During the preparation of this work, the authors used ChatGPT in order to improve the readability and language of the work. After using this tool, the authors reviewed and edited the content as needed and take full responsibility for the content of the publication.

Authors’ Contribution

H. Namazi conceived the idea. The introduction of the paper was written by S. Behzadi. S. Behzadi and Sh. Heidari gathered the images and the related literature, and also helped with the writing of the related works. The method implementation was carried out by S. Behzadi and Sh. Heidari. Results and Analysis were carried out by S. Behzadi and Sh. Heidari. The research work was proofread and supervised by H. Namazi. All the authors read, modified, and approved the final version of the manuscript.

Ethical Approval

The ethical principles outlined in The World Medical Association Declaration of Helsinki were strictly adhered to in the present study.
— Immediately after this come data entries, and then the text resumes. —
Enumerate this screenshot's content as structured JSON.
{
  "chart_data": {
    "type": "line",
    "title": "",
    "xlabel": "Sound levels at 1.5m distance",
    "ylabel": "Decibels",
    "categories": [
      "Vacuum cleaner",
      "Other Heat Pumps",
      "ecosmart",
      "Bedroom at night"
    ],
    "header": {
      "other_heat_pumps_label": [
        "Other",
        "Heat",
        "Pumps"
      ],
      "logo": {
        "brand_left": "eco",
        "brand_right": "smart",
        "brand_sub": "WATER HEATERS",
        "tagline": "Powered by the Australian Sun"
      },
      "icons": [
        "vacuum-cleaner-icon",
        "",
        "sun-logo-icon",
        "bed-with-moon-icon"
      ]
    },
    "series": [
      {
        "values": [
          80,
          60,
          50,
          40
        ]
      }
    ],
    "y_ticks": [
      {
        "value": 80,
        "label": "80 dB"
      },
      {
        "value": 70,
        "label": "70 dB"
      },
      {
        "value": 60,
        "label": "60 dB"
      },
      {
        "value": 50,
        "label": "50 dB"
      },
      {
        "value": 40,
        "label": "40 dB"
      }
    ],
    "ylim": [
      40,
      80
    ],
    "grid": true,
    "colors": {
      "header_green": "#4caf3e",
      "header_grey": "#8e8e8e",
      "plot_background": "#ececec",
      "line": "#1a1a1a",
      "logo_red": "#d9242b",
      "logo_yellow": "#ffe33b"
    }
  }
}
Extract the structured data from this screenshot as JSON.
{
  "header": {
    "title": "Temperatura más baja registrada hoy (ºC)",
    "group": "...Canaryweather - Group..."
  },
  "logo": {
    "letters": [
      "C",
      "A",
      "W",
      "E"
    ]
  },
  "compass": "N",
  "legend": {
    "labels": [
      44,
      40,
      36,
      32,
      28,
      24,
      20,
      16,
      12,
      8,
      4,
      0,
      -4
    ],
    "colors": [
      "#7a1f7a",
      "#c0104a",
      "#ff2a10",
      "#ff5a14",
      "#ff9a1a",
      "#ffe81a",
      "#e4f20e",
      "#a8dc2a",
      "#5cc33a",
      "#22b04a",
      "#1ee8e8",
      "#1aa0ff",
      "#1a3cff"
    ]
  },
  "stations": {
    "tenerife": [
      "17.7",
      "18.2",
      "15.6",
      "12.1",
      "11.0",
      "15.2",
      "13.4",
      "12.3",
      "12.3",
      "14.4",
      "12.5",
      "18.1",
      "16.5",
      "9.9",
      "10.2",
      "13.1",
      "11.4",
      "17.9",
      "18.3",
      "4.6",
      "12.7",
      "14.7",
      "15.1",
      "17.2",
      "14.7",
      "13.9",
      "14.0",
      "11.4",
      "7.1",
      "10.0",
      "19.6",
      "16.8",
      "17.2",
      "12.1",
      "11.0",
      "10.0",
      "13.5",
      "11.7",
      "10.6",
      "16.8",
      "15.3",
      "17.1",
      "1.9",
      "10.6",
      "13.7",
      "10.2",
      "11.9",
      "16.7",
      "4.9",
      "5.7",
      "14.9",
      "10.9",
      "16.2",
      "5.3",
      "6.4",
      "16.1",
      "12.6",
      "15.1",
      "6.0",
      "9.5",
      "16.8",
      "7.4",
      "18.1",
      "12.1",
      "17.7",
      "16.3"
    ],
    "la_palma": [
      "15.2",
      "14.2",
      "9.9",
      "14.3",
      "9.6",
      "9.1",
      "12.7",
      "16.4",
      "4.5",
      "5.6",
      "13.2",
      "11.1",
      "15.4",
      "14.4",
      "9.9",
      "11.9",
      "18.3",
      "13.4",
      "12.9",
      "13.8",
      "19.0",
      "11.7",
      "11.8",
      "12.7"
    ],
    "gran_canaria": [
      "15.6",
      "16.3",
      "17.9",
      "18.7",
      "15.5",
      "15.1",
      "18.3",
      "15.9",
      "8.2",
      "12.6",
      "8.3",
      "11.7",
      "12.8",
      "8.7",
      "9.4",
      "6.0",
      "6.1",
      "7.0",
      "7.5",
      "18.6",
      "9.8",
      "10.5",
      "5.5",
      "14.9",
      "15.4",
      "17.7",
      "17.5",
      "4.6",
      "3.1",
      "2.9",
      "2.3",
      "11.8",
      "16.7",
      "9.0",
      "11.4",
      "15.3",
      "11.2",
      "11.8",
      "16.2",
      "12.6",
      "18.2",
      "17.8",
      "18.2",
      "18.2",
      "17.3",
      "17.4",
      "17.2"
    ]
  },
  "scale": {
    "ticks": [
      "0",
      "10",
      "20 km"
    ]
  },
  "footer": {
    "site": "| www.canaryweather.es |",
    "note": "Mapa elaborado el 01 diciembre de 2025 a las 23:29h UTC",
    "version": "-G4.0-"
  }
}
Approval was obtained from the Shiraz University of Medical Sciences institutional ethics board (Code: IR.SUMS.MED.REC.1403.129).

Informed Consent

The ethical board of Shiraz University of Medical Sciences waived the requirement for obtaining informed consent due to the nature of this study.

Funding

This study was supported by the Vice-Chancellor for Research, Shiraz University of Medical Sciences, Shiraz, Iran; grant number 30349. The funding source did not influence the study design, patient selection, data collection, analysis, or interpretation, and played no role in the study’s authoring.